= The Grassy Knoll (band) =

The Grassy Knoll is an American music group first active in the 1990s and early 2000s, led by composer/multi-instrumentalist Bob Green. Their music was largely instrumental, and drew upon a variety of influences but was rooted in jazz fusion and hip hop rhythms.

Their first self-titled album was released by Canada's Nettwerk Records in 1994, and reissued the next year by Polygram. Critical reception was warm: James Chrispell described the album as comprising "a trumpet call right out of Miles Davis, a stab at Hendrix, a bit of Duane Eddy guitar, and loads of eerie electronics which whisper into your ear only to explode your head seconds later,"
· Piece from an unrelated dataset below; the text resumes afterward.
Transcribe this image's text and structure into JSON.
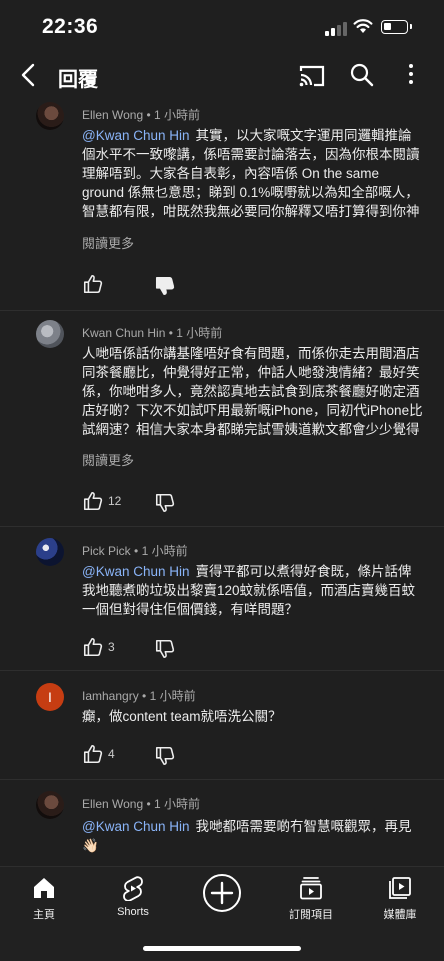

The band's second record, Positive (1996), earned a mixed 3-out-of-five-stars from critic Neg Raggett, who described some material as "flaccid acid jazz", but who stressed that "when Green and cohorts are on, they burn damn well." The album III (1998) was the Grassy Knoll's final album for Polygram, and featured saxophonist Ellery Eskelin, keyboardist Nick Sansano and, on several songs, Thurston Moore on guitar.

In 2014, The Grassy Knoll released "Electric Verdeland, Vol. 1," featuring guitarist Vernon Reid, multi-instrumentalist Brad Houser, guitarist Jesse Dayton, trumpeter Chris Grady, keyboardist Dave Depper, and Austin legend Jon Dee Graham.

In 2018, their song "Corrosion of the Masses" was used as the introduction music to the 4-part Netflix documentary titled Bobby Kennedy for President.